A democratização do acesso à cultura no Brasil
Enviada em 27/11/2020
Em consonância com Émile Durkheim, sociólogo francês, o corpo funciona como um corpo biológico que, para ser igualitário e coeso, depende das partes que o compõem. Sendo assim, no Brasil, com a dificuldade de acesso igualitário à cultura entre os brasileiros, vê-se falhas nesse funcionamento. Nesse contexto, é preciso buscar caminhos para garantir uma possível democratização, atuando, principalmente, na ineficiência legislativa e na desigualdade econômica.
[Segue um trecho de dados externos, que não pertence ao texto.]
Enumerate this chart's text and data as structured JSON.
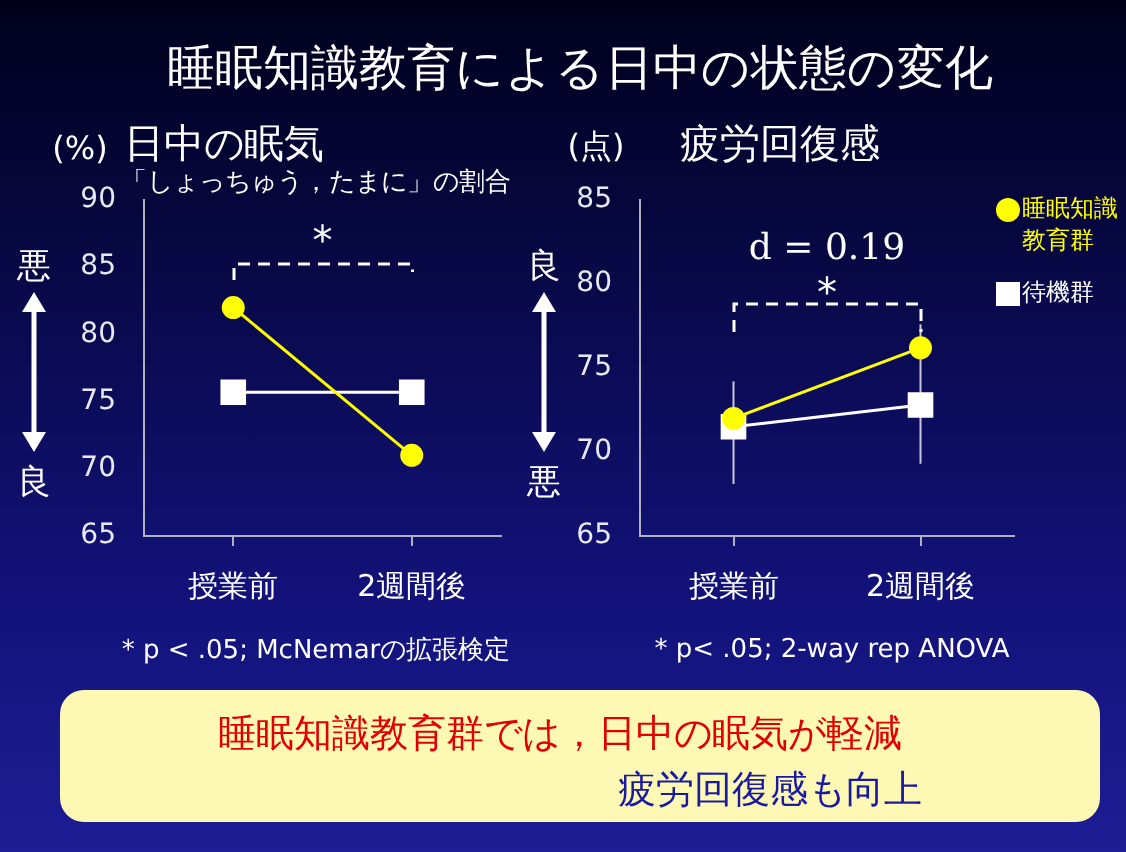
{
  "chart_data": [
    {
      "type": "other",
      "title": "睡眠知識教育による日中の状態の変化"
    },
    {
      "type": "line",
      "title": "日中の眠気",
      "subtitle": "「しょっちゅう，たまに」の割合",
      "ylabel": "(%)",
      "categories": [
        "授業前",
        "2週間後"
      ],
      "series": [
        {
          "color": "#ffff00",
          "values": [
            82,
            71
          ],
          "marker": "circle"
        },
        {
          "color": "#ffffff",
          "values": [
            75.7,
            75.7
          ],
          "marker": "square"
        }
      ],
      "ylim": [
        65,
        90
      ],
      "yticks": [
        65,
        70,
        75,
        80,
        85,
        90
      ],
      "line_style": "solid",
      "annotations": [
        "*",
        "悪",
        "良",
        "* p < .05;  McNemarの拡張検定"
      ]
    },
    {
      "type": "line",
      "title": "疲労回復感",
      "ylabel": "(点)",
      "categories": [
        "授業前",
        "2週間後"
      ],
      "series": [
        {
          "name": "睡眠知識教育群",
          "color": "#ffff00",
          "values": [
            72,
            76.2
          ],
          "marker": "circle"
        },
        {
          "name": "待機群",
          "color": "#ffffff",
          "values": [
            71.5,
            72.8
          ],
          "marker": "square",
          "errors": [
            [
              68.1,
              74.2
            ],
            [
              69.3,
              77.6
            ]
          ]
        }
      ],
      "ylim": [
        65,
        85
      ],
      "yticks": [
        65,
        70,
        75,
        80,
        85
      ],
      "line_style": "solid",
      "legend": "right",
      "annotations": [
        "d = 0.19",
        "*",
        "良",
        "悪",
        "* p< .05;  2-way rep ANOVA"
      ]
    },
    {
      "type": "other",
      "annotations": [
        "睡眠知識教育群では，日中の眠気が軽減",
        "疲労回復感も向上"
      ]
    }
  ]
}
Em primeiro plano, é lícito que a ineficácia das leis é uma causa latente do problema. Nesse sentido, segundo, John Locke, filósofo contratualista, as leis fizeram-se para os homens e não para as leis, ou seja, se a lei existe é preciso ser garantida. Entretanto, fora dos papéis, não é a realidade encontrada no país, prova disso são os dados obtidos pelo IBGE, sobre a variação percentual dos municípios com equipamentos culturais e digitais, que mostra aumento em quase todos em exceção aqueles que entraram em desuso como fitas e locadoras. Sendo assim, é possível afirmar que cultura existe só não está sendo acessível ou incentivada, contrariando a Constituição de 1988, que garante acesso a cultura e ao lazer à todo cidadão. Nessa perspectiva, é vista uma sociedade injusta, como reflexo de um Poder Executivo falho.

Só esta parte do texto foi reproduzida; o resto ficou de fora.